Yesterday, NCUA Express notified the Compliance guy about NCUA's most recent legal opinion letter - NCUA Legal Opinion Letter 07-0633 (November 19, 2007).
In the letter, NCUA indicated that a credit union's plan to replace its third-party collateral protection insurance and private mortgage insurance program was impermissible. NCUA indicated that the program would make the credit union an insurer, which is prohibited.
Some of you may be aware of this 1999 legal opinion letter that permitted a credit union to establish collateral protection program. In the 1999 letter, NCUA indicated that the credit union's program did not make it an insurer.
What makes one program an insurance program and not the other? Here's how NCUA explained itself in the 2007 legal opinion letter.

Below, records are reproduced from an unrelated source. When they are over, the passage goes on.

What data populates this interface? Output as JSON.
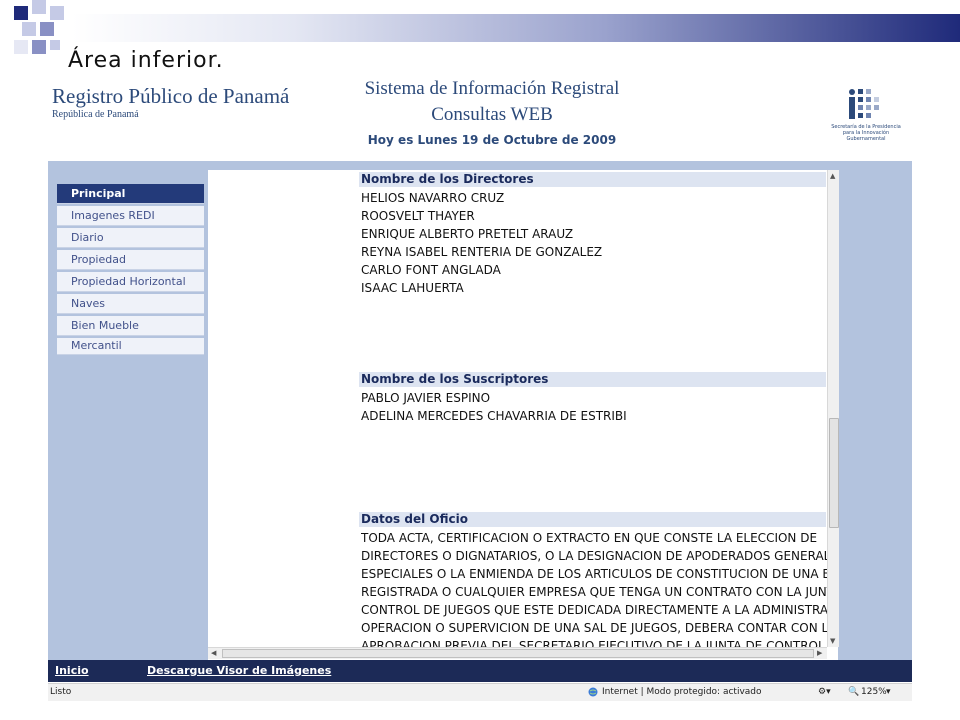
{
  "slide": {
    "title": "Área inferior."
  },
  "header": {
    "registry_title": "Registro Público de Panamá",
    "registry_subtitle": "República de Panamá",
    "system_title_line1": "Sistema de Información Registral",
    "system_title_line2": "Consultas WEB",
    "date_text": "Hoy es Lunes 19 de Octubre de 2009",
    "logo_caption": "Secretaría de la Presidencia para la Innovación Gubernamental"
  },
  "menu": {
    "items": [
      {
        "label": "Principal",
        "active": true
      },
      {
        "label": "Imagenes REDI",
        "active": false
      },
      {
        "label": "Diario",
        "active": false
      },
      {
        "label": "Propiedad",
        "active": false
      },
      {
        "label": "Propiedad Horizontal",
        "active": false
      },
      {
        "label": "Naves",
        "active": false
      },
      {
        "label": "Bien Mueble",
        "active": false
      },
      {
        "label": "Mercantil",
        "active": false
      }
    ]
  },
  "sections": {
    "directors": {
      "heading": "Nombre de los Directores",
      "names": [
        "HELIOS NAVARRO CRUZ",
        "ROOSVELT THAYER",
        "ENRIQUE ALBERTO PRETELT ARAUZ",
        "REYNA ISABEL RENTERIA DE GONZALEZ",
        "CARLO FONT ANGLADA",
        "ISAAC LAHUERTA"
      ]
    },
    "subscribers": {
      "heading": "Nombre de los Suscriptores",
      "names": [
        "PABLO JAVIER ESPINO",
        "ADELINA MERCEDES CHAVARRIA DE ESTRIBI"
      ]
    },
    "office": {
      "heading": "Datos del Oficio",
      "lines": [
        "TODA ACTA, CERTIFICACION O EXTRACTO EN QUE CONSTE LA ELECCION DE",
        "DIRECTORES O DIGNATARIOS, O LA DESIGNACION DE APODERADOS GENERALES O",
        "ESPECIALES O LA ENMIENDA DE LOS ARTICULOS DE CONSTITUCION DE UNA EMPRE",
        "REGISTRADA O CUALQUIER EMPRESA QUE TENGA UN CONTRATO CON LA JUNTA DE",
        "CONTROL DE JUEGOS QUE ESTE DEDICADA DIRECTAMENTE A LA ADMINISTRACION",
        "OPERACION O SUPERVICION DE UNA SAL DE JUEGOS, DEBERA CONTAR CON LA",
        "APROBACION PREVIA DEL SECRETARIO EJECUTIVO DE LA JUNTA DE CONTROL DE"
      ]
    }
  },
  "footer": {
    "home_link": "Inicio",
    "download_link": "Descargue Visor de Imágenes"
  },
  "statusbar": {
    "left": "Listo",
    "zone": "Internet | Modo protegido: activado",
    "zoom": "125%"
  },
  "colors": {
    "frame": "#b3c3de",
    "menu_active": "#233a7a",
    "footer": "#1c2a57",
    "heading": "#2c4a7a"
  }
}
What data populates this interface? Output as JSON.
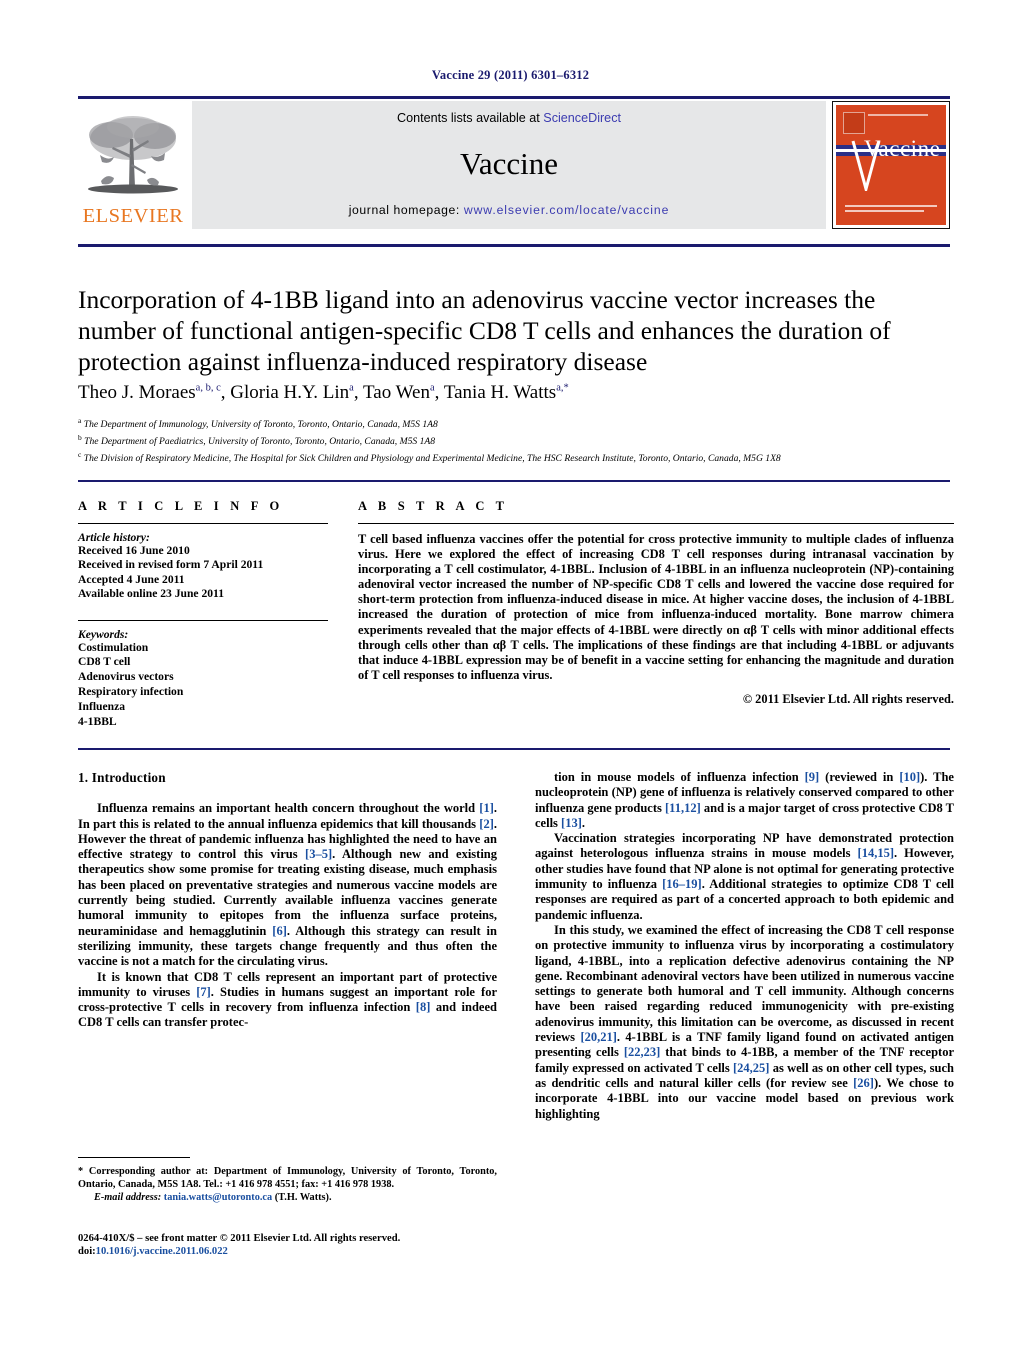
{
  "running_head": "Vaccine 29 (2011) 6301–6312",
  "masthead": {
    "elsevier_wordmark": "ELSEVIER",
    "contents_line_prefix": "Contents lists available at ",
    "sciencedirect": "ScienceDirect",
    "journal_name": "Vaccine",
    "homepage_label": "journal homepage:",
    "homepage_url": "www.elsevier.com/locate/vaccine",
    "cover_title": "Vaccine",
    "accent_orange": "#E87722",
    "cover_orange": "#D6451F",
    "link_blue": "#3b3bb0",
    "rule_navy": "#1a1a6e"
  },
  "article": {
    "title": "Incorporation of 4-1BB ligand into an adenovirus vaccine vector increases the number of functional antigen-specific CD8 T cells and enhances the duration of protection against influenza-induced respiratory disease",
    "authors": [
      {
        "name": "Theo J. Moraes",
        "marks": "a, b, c"
      },
      {
        "name": "Gloria H.Y. Lin",
        "marks": "a"
      },
      {
        "name": "Tao Wen",
        "marks": "a"
      },
      {
        "name": "Tania H. Watts",
        "marks": "a,*"
      }
    ],
    "affiliations": [
      {
        "mark": "a",
        "text": "The Department of Immunology, University of Toronto, Toronto, Ontario, Canada, M5S 1A8"
      },
      {
        "mark": "b",
        "text": "The Department of Paediatrics, University of Toronto, Toronto, Ontario, Canada, M5S 1A8"
      },
      {
        "mark": "c",
        "text": "The Division of Respiratory Medicine, The Hospital for Sick Children and Physiology and Experimental Medicine, The HSC Research Institute, Toronto, Ontario, Canada, M5G 1X8"
      }
    ]
  },
  "article_info": {
    "heading": "A R T I C L E    I N F O",
    "history_label": "Article history:",
    "history": [
      "Received 16 June 2010",
      "Received in revised form 7 April 2011",
      "Accepted 4 June 2011",
      "Available online 23 June 2011"
    ],
    "keywords_label": "Keywords:",
    "keywords": [
      "Costimulation",
      "CD8 T cell",
      "Adenovirus vectors",
      "Respiratory infection",
      "Influenza",
      "4-1BBL"
    ]
  },
  "abstract": {
    "heading": "A B S T R A C T",
    "text": "T cell based influenza vaccines offer the potential for cross protective immunity to multiple clades of influenza virus. Here we explored the effect of increasing CD8 T cell responses during intranasal vaccination by incorporating a T cell costimulator, 4-1BBL. Inclusion of 4-1BBL in an influenza nucleoprotein (NP)-containing adenoviral vector increased the number of NP-specific CD8 T cells and lowered the vaccine dose required for short-term protection from influenza-induced disease in mice. At higher vaccine doses, the inclusion of 4-1BBL increased the duration of protection of mice from influenza-induced mortality. Bone marrow chimera experiments revealed that the major effects of 4-1BBL were directly on αβ T cells with minor additional effects through cells other than αβ T cells. The implications of these findings are that including 4-1BBL or adjuvants that induce 4-1BBL expression may be of benefit in a vaccine setting for enhancing the magnitude and duration of T cell responses to influenza virus.",
    "copyright": "© 2011 Elsevier Ltd. All rights reserved."
  },
  "body": {
    "section_number_title": "1.  Introduction",
    "left_paragraphs": [
      [
        {
          "t": "Influenza remains an important health concern throughout the world "
        },
        {
          "t": "[1]",
          "ref": true
        },
        {
          "t": ". In part this is related to the annual influenza epidemics that kill thousands "
        },
        {
          "t": "[2]",
          "ref": true
        },
        {
          "t": ". However the threat of pandemic influenza has highlighted the need to have an effective strategy to control this virus "
        },
        {
          "t": "[3–5]",
          "ref": true
        },
        {
          "t": ". Although new and existing therapeutics show some promise for treating existing disease, much emphasis has been placed on preventative strategies and numerous vaccine models are currently being studied. Currently available influenza vaccines generate humoral immunity to epitopes from the influenza surface proteins, neuraminidase and hemagglutinin "
        },
        {
          "t": "[6]",
          "ref": true
        },
        {
          "t": ". Although this strategy can result in sterilizing immunity, these targets change frequently and thus often the vaccine is not a match for the circulating virus."
        }
      ],
      [
        {
          "t": "It is known that CD8 T cells represent an important part of protective immunity to viruses "
        },
        {
          "t": "[7]",
          "ref": true
        },
        {
          "t": ". Studies in humans suggest an important role for cross-protective T cells in recovery from influenza infection "
        },
        {
          "t": "[8]",
          "ref": true
        },
        {
          "t": " and indeed CD8 T cells can transfer protec-"
        }
      ]
    ],
    "right_paragraphs": [
      [
        {
          "t": "tion in mouse models of influenza infection "
        },
        {
          "t": "[9]",
          "ref": true
        },
        {
          "t": " (reviewed in "
        },
        {
          "t": "[10]",
          "ref": true
        },
        {
          "t": "). The nucleoprotein (NP) gene of influenza is relatively conserved compared to other influenza gene products "
        },
        {
          "t": "[11,12]",
          "ref": true
        },
        {
          "t": " and is a major target of cross protective CD8 T cells "
        },
        {
          "t": "[13]",
          "ref": true
        },
        {
          "t": "."
        }
      ],
      [
        {
          "t": "Vaccination strategies incorporating NP have demonstrated protection against heterologous influenza strains in mouse models "
        },
        {
          "t": "[14,15]",
          "ref": true
        },
        {
          "t": ". However, other studies have found that NP alone is not optimal for generating protective immunity to influenza "
        },
        {
          "t": "[16–19]",
          "ref": true
        },
        {
          "t": ". Additional strategies to optimize CD8 T cell responses are required as part of a concerted approach to both epidemic and pandemic influenza."
        }
      ],
      [
        {
          "t": "In this study, we examined the effect of increasing the CD8 T cell response on protective immunity to influenza virus by incorporating a costimulatory ligand, 4-1BBL, into a replication defective adenovirus containing the NP gene. Recombinant adenoviral vectors have been utilized in numerous vaccine settings to generate both humoral and T cell immunity. Although concerns have been raised regarding reduced immunogenicity with pre-existing adenovirus immunity, this limitation can be overcome, as discussed in recent reviews "
        },
        {
          "t": "[20,21]",
          "ref": true
        },
        {
          "t": ". 4-1BBL is a TNF family ligand found on activated antigen presenting cells "
        },
        {
          "t": "[22,23]",
          "ref": true
        },
        {
          "t": " that binds to 4-1BB, a member of the TNF receptor family expressed on activated T cells "
        },
        {
          "t": "[24,25]",
          "ref": true
        },
        {
          "t": " as well as on other cell types, such as dendritic cells and natural killer cells (for review see "
        },
        {
          "t": "[26]",
          "ref": true
        },
        {
          "t": "). We chose to incorporate 4-1BBL into our vaccine model based on previous work highlighting"
        }
      ]
    ]
  },
  "footnote": {
    "corresponding": "* Corresponding author at: Department of Immunology, University of Toronto, Toronto, Ontario, Canada, M5S 1A8. Tel.: +1 416 978 4551; fax: +1 416 978 1938.",
    "email_label": "E-mail address:",
    "email": "tania.watts@utoronto.ca",
    "email_suffix": "(T.H. Watts)."
  },
  "colophon": {
    "issn_line": "0264-410X/$ – see front matter © 2011 Elsevier Ltd. All rights reserved.",
    "doi_label": "doi:",
    "doi": "10.1016/j.vaccine.2011.06.022"
  }
}
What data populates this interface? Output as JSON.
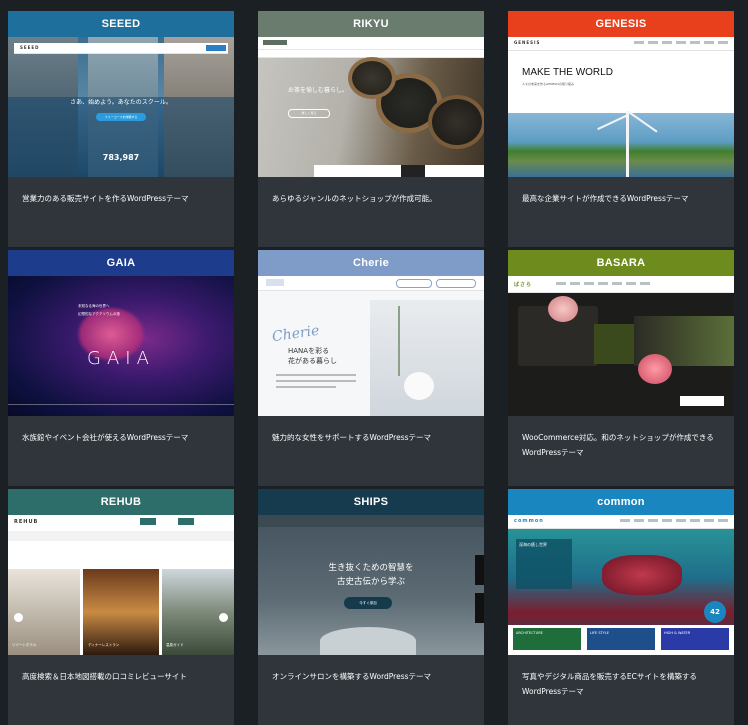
{
  "cards": [
    {
      "title": "SEEED",
      "color": "#1f6f9c",
      "desc": "営業力のある販売サイトを作るWordPressテーマ",
      "shot": {
        "tagline": "さあ、始めよう。あなたのスクール。",
        "button": "フリーコースを体験する",
        "count": "783,987",
        "logo": "SEEED"
      }
    },
    {
      "title": "RIKYU",
      "color": "#6a7c6e",
      "desc": "あらゆるジャンルのネットショップが作成可能。",
      "shot": {
        "tagline": "お茶を愉しむ暮らし。",
        "button": "詳しく見る"
      }
    },
    {
      "title": "GENESIS",
      "color": "#e8401c",
      "desc": "最高な企業サイトが作成できるWordPressテーマ",
      "shot": {
        "logo": "GENESIS",
        "heading": "MAKE THE WORLD",
        "sub": "人々の未来を作るGENESISの取り組み"
      }
    },
    {
      "title": "GAIA",
      "color": "#1d3c8c",
      "desc": "水族館やイベント会社が使えるWordPressテーマ",
      "shot": {
        "logo": "GAIA",
        "line1": "未知なる海の世界へ",
        "line2": "幻想的なアクアリウムの旅"
      }
    },
    {
      "title": "Cherie",
      "color": "#7e9cc7",
      "desc": "魅力的な女性をサポートするWordPressテーマ",
      "shot": {
        "script": "Cherie",
        "line1": "HANAを彩る",
        "line2": "花がある暮らし"
      }
    },
    {
      "title": "BASARA",
      "color": "#6e8b1e",
      "desc": "WooCommerce対応。和のネットショップが作成できるWordPressテーマ",
      "shot": {
        "logo": "ばさら"
      }
    },
    {
      "title": "REHUB",
      "color": "#2d6e6a",
      "desc": "高度検索＆日本地図搭載の口コミレビューサイト",
      "shot": {
        "logo": "REHUB",
        "card1": "リゾートホテル",
        "card2": "ディナーレストラン",
        "card3": "温泉ガイド"
      }
    },
    {
      "title": "SHIPS",
      "color": "#163a4e",
      "desc": "オンラインサロンを構築するWordPressテーマ",
      "shot": {
        "line1": "生き抜くための智慧を",
        "line2": "古史古伝から学ぶ",
        "button": "今すぐ参加"
      }
    },
    {
      "title": "common",
      "color": "#1a86bf",
      "desc": "写真やデジタル商品を販売するECサイトを構築するWordPressテーマ",
      "shot": {
        "logo": "common",
        "box": "深海の癒し世界",
        "tile1": "ARCHITECTURE",
        "tile2": "LIFE STYLE",
        "tile3": "HIGH & WATER",
        "badge": "42"
      }
    }
  ]
}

"We note your proposed collateral protection program is significantly different from an internal collateral protection program we determined was not insurance in a previous opinion. OGC Op. 99-0447 (Dec. 9, 1999) (copy enclosed). In that opinion, we concluded an FCU’s internal collateral protection program fell within an FCU’s incidental powers because the collateral protection program was closely related to the express power to lend, and the ability to limit risk from lending activities is useful in carrying out the business of credit unions. That program, in contrast to your proposal, charged a uniform fee to all borrowers at loan origination. Your program would charge fees, using your prior insurer’s rate schedule, only on loans where the member’s insurance policy has lapsed. The program we approved replaced the FCU’s blanket collateral protection policy, while your program would replace the member’s individual, force-placed insurance policy. In summary, your proposed program would make your FCU an insurer, which, as discussed above, is not a permitted activity for FCUs."
There you have it.
On Saturday, the Compliance Guy attended the 2007 Army-Navy game. If you ever have a chance to go, it is well worth the December weather.